Chemicals, Regulatory Developments

OSHA HazCom Updates Include Labeling, SDS Requirements

On February 16, the Occupational Safety and Health Administration (OSHA) proposed an update to the agency’s Hazard Communication Standard (HCS), which would align provisions of the rule with the seventh revision of the Globally Harmonized System of Classification and Labelling of Chemicals (GHS) published in 2017 (86 FR 9576). An eighth revised edition was published in 2019.

GHS HazCom pictograms SDS hazard communication

DavidBautista /

The GHS is an international model regulation for chemical testing, hazard classification, and hazard communication intended to ease trade by establishing a uniform system of chemical labels and safety data sheets (SDSs). The GHS is revised every 2 years.

OSHA last updated the HCS on March 6, 2012, to conform to provisions of the third revision of the GHS issued in 2009.

The new update would contain substantive changes for chemical manufacturers and importers, amending the requirements for the labels and SDSs that manufacturers and importers must provide for hazardous chemicals in commerce.
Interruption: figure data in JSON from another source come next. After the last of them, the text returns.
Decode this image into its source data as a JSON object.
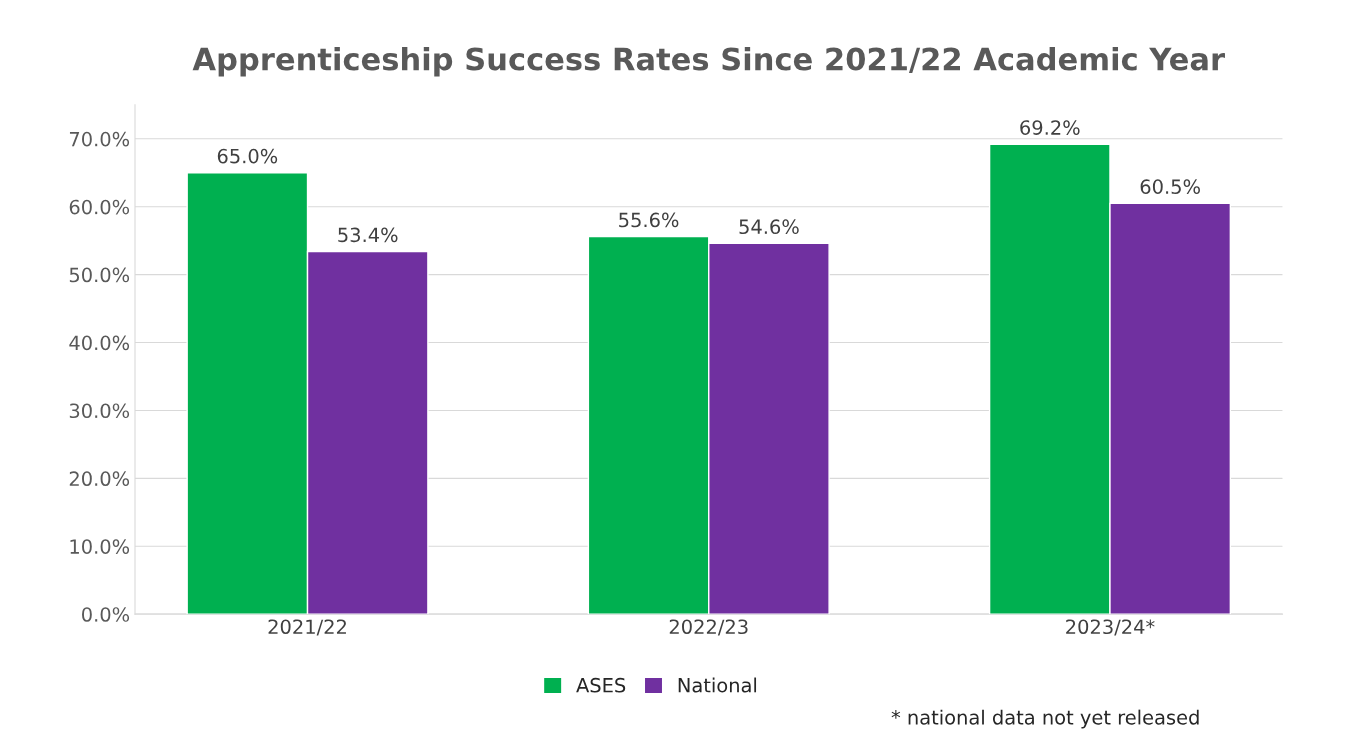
{
  "chart_data": {
    "type": "bar",
    "title": "Apprenticeship Success Rates Since 2021/22 Academic Year",
    "categories": [
      "2021/22",
      "2022/23",
      "2023/24*"
    ],
    "series": [
      {
        "name": "ASES",
        "color": "#00b050",
        "values": [
          65.0,
          55.6,
          69.2
        ],
        "value_labels": [
          "65.0%",
          "55.6%",
          "69.2%"
        ]
      },
      {
        "name": "National",
        "color": "#7030a0",
        "values": [
          53.4,
          54.6,
          60.5
        ],
        "value_labels": [
          "53.4%",
          "54.6%",
          "60.5%"
        ]
      }
    ],
    "ylim": [
      0,
      75
    ],
    "yticks": [
      {
        "value": 0,
        "label": "0.0%"
      },
      {
        "value": 10,
        "label": "10.0%"
      },
      {
        "value": 20,
        "label": "20.0%"
      },
      {
        "value": 30,
        "label": "30.0%"
      },
      {
        "value": 40,
        "label": "40.0%"
      },
      {
        "value": 50,
        "label": "50.0%"
      },
      {
        "value": 60,
        "label": "60.0%"
      },
      {
        "value": 70,
        "label": "70.0%"
      }
    ],
    "grid": "y",
    "legend": "bottom",
    "annotations": [
      "* national data not yet released"
    ]
  }
}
The proposal could lead to changes in labels and SDSs employers would receive. For example, the agency is proposing a new provision for small container labels for containers with a capacity less than or equal to 100 milliliters (ml). Such labels would be required to include, at a minimum, a product identifier; a pictogram(s); a signal word; the chemical manufacturer’s name and phone number; and a statement that the full label information for the hazardous chemical is provided on the immediate
outer package.

OSHA also proposed adding the term “combustible dust” to the standard’s definitions. The agency had not included it in the 2012 revision because OSHA was considering a combustible dust rulemaking. However, the agency never established a combustible dust standard. Other OSHA standards include the term “combustible dust” but do not define it.

OSHA now proposes adopting the definition used in Revision 7 of the GHS—‘‘finely divided solid particles of a substance or mixture that are liable to catch fire or explode on ignition when dispersed in air or other oxidizing media.’’

The agency also is proposing changes to the SDS requirements to address manufacturers’ concerns about trade secrets. Some chemical manufacturers claim a product’s exact concentration or concentration ranges are trade secrets.

OSHA now proposes offering a series of concentration ranges that chemical manufacturers could use on SDSs: from 0.1% to 1%; from 0.5% to 1.5%; from 1% to 5%; from 3% to 7%; from 5% to 10%; from 7% to 13%; from 10% to 30%; from 15% to 40%; from 30% to 60%; from 45% to 70%; from 60% to 80%; from 65% to 85%; and from 80% to 100%. The ranges are consistent with those prescribed in Canadian regulations, according to the agency.

The proposed revisions to the HCS would reduce costs and burdens, according to OSHA, while improving the quality and consistency of information provided to employers and employees about chemical hazards.

Comments are due to the agency by April 19. OSHA will schedule an informal hearing on the proposal if one is requested during the comment period.